CostlyOstrich36 Typical workflow is the following:
Train object detection CNN Pick the best checkpoint Perform https://www.tensorflow.org/lite/performance/post_training_quantization in tflite, OpenVino or SNPE to obtain quantized model. It requires a set of representative image files.What I'd like to do is to run quantization procedure for various frameworks (listed above) for a given task on its' completion
MistakenBee55 how about a Task doing the Model quantization, then trigger it with TriggerScheduler ?
https://github.com/allegroai/clearml/blob/master/examples/scheduler/trigger_example.py
AgitatedDove14 Thanks for advise, I think it would work for tflite. However, SNPE performs quantization with precompiled CLI binary instead of python library (which also needs to be installed). What would be the pipeline in this case?
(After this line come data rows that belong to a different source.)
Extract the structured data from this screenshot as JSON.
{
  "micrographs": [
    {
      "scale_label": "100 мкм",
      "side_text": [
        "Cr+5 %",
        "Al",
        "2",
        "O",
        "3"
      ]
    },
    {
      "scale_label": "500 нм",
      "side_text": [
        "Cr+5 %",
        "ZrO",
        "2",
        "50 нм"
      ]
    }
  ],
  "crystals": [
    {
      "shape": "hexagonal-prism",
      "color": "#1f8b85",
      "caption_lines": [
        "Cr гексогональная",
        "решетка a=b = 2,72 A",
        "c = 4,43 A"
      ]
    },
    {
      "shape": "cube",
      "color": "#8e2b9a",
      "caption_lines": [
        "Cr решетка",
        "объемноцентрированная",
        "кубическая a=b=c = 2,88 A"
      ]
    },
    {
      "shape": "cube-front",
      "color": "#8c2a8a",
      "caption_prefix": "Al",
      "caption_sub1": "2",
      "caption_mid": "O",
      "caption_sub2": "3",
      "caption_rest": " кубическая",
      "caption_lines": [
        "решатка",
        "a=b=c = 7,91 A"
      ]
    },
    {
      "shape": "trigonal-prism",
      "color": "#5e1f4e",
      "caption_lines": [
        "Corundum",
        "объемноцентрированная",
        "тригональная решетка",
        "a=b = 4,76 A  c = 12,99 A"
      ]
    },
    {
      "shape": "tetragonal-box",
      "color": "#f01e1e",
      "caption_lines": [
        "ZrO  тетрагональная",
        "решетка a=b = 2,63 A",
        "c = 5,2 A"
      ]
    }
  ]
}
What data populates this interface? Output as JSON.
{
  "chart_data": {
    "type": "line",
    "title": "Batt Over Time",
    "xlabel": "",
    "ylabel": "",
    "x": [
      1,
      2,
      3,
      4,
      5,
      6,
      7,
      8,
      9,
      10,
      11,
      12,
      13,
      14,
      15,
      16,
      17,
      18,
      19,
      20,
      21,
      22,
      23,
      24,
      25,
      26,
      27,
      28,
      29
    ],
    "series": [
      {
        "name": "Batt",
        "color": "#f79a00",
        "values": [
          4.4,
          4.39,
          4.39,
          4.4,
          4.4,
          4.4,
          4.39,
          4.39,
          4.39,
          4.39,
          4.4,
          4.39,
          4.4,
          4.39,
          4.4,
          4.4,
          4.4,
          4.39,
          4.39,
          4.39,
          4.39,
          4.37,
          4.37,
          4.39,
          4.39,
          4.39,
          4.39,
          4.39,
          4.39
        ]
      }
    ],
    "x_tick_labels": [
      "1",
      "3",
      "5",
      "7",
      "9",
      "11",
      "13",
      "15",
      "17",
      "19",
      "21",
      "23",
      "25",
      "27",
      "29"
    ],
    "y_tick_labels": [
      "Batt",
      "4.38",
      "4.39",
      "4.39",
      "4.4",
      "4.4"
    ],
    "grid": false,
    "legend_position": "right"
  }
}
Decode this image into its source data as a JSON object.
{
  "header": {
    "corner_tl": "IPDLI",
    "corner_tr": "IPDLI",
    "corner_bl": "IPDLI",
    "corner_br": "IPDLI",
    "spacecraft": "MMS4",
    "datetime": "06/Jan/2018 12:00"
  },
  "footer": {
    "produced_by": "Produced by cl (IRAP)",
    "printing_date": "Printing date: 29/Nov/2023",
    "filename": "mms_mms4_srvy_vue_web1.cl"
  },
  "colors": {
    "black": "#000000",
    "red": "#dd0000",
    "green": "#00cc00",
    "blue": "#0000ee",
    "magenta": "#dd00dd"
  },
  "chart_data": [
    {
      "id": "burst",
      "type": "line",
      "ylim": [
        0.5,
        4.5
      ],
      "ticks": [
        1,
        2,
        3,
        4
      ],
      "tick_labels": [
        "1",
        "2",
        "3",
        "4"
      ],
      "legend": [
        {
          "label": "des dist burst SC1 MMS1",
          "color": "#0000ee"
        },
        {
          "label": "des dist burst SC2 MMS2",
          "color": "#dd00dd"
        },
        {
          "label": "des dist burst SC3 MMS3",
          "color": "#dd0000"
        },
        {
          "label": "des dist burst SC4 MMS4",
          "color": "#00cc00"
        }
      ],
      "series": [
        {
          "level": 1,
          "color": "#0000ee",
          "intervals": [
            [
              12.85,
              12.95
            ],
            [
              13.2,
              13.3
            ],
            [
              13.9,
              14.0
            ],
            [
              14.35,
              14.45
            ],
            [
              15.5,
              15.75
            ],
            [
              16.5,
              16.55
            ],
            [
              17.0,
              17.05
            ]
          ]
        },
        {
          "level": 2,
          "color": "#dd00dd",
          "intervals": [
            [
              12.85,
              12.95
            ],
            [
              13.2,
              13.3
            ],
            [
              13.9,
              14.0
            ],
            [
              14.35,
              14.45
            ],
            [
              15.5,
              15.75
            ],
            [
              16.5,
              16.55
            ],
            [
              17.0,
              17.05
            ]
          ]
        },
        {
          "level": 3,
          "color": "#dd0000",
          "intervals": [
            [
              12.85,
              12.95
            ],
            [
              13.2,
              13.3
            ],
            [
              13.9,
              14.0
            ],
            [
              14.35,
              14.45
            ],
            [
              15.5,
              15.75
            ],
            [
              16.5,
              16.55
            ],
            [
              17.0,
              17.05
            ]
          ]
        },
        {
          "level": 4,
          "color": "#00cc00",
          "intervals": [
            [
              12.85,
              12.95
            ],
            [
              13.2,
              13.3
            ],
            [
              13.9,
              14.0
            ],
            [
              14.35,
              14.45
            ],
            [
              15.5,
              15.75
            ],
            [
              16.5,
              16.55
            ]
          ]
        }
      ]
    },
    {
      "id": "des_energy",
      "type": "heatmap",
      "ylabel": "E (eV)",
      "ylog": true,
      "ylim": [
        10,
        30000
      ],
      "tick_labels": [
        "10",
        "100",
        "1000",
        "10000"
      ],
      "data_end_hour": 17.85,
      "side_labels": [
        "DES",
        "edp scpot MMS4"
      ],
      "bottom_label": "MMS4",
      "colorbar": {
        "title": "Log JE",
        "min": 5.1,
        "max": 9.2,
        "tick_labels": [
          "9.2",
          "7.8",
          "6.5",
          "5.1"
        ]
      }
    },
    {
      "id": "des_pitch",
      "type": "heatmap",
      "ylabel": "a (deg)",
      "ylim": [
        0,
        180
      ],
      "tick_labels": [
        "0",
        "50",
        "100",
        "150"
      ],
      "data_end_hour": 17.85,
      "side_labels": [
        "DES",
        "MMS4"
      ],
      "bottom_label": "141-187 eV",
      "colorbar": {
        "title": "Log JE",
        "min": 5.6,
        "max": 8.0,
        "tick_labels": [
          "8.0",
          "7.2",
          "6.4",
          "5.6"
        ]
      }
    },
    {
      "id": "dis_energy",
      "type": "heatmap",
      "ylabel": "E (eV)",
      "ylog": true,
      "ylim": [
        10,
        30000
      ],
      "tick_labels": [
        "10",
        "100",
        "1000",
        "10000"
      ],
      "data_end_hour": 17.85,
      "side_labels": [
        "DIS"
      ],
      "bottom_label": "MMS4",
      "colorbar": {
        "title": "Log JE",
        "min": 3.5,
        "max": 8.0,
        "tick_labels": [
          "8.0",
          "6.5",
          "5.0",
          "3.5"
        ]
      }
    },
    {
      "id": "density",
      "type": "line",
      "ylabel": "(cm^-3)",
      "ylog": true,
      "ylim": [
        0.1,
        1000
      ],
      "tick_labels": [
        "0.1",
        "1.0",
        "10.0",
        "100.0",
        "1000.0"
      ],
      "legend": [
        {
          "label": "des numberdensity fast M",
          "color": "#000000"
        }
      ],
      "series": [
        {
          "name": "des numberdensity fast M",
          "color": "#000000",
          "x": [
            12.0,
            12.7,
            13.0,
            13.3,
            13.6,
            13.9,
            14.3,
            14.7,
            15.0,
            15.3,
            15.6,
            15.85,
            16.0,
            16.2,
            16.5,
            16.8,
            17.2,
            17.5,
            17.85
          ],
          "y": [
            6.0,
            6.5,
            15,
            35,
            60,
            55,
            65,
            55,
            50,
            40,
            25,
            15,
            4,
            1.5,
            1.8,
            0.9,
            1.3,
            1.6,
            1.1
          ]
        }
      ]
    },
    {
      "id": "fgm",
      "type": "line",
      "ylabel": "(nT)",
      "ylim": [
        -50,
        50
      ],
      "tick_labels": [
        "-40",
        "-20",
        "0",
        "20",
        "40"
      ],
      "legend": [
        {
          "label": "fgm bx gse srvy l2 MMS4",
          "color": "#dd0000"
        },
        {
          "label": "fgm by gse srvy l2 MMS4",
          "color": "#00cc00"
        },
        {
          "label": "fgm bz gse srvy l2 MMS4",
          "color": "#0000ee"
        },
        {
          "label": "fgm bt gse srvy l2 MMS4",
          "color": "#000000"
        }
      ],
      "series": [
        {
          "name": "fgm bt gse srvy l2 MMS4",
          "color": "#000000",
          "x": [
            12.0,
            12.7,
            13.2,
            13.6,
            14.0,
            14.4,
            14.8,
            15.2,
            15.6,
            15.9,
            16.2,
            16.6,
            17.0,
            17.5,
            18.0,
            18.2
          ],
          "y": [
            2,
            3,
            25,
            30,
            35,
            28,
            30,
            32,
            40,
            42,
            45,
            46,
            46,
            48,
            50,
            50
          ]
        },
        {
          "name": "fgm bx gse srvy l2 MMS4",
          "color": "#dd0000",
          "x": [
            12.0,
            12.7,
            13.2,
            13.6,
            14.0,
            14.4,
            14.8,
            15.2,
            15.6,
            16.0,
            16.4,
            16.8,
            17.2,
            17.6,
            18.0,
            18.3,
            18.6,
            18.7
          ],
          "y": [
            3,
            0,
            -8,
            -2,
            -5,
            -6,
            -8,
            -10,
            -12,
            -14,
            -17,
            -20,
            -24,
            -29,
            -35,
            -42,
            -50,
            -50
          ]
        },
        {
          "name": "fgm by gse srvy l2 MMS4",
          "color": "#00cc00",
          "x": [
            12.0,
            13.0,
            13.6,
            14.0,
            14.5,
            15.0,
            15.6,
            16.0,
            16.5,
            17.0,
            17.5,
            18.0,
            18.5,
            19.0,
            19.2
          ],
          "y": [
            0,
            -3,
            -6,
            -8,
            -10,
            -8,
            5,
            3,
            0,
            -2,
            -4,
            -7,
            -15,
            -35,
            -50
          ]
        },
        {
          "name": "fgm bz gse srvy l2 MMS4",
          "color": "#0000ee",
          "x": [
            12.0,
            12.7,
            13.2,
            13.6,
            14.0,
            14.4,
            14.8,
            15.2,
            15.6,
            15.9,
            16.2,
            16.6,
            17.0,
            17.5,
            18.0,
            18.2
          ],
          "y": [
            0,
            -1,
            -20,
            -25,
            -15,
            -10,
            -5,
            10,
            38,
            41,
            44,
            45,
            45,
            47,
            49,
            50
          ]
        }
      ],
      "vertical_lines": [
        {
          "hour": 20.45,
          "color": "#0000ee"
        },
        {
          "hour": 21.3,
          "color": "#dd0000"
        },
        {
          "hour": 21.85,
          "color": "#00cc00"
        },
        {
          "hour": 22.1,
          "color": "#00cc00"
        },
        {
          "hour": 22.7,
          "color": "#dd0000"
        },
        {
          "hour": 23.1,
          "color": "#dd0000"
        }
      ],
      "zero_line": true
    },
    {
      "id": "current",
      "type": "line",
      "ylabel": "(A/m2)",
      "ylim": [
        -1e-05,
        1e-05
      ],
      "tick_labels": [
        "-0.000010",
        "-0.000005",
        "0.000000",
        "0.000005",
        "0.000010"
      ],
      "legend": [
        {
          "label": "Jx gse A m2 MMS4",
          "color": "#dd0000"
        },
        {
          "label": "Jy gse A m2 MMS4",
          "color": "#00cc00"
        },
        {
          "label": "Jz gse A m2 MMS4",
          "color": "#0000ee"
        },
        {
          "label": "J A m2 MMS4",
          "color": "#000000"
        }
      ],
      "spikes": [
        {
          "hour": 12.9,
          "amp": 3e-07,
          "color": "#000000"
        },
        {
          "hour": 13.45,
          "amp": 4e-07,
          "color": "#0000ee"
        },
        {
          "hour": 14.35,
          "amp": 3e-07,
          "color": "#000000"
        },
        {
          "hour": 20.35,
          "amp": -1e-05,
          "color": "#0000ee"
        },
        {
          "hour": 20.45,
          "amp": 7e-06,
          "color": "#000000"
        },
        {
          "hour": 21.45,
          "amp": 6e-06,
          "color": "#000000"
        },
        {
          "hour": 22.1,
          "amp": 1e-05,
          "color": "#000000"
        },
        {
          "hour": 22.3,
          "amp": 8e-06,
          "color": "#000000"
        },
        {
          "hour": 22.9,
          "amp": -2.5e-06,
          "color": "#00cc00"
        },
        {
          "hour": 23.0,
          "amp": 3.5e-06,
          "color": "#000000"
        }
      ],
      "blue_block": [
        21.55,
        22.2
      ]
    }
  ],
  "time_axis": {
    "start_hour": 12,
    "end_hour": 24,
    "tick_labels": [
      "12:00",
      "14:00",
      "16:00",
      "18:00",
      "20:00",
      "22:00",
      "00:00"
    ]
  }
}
However, SNPE performs quantization with precompiled CLI binary instead of python library (which also needs to be installed). What would be the pipeline in this case?
I would imagine a container with preinstalled SNPE compiler / quantizer, and a python script triggering the process ?
one more question: in case of triggering the quantization process, will it be considered as separate task?
I think this makes sense, since you probably want a container with the SNE environment, meaning you cannot use a simple trigger function. wdyt?
AgitatedDove14 , one more question: in case of triggering the quantization process, will it be considered as separate task? I mean, will I be able to clone it and rerun with different parameters (bitness, optimizations, etc) for the same trained network?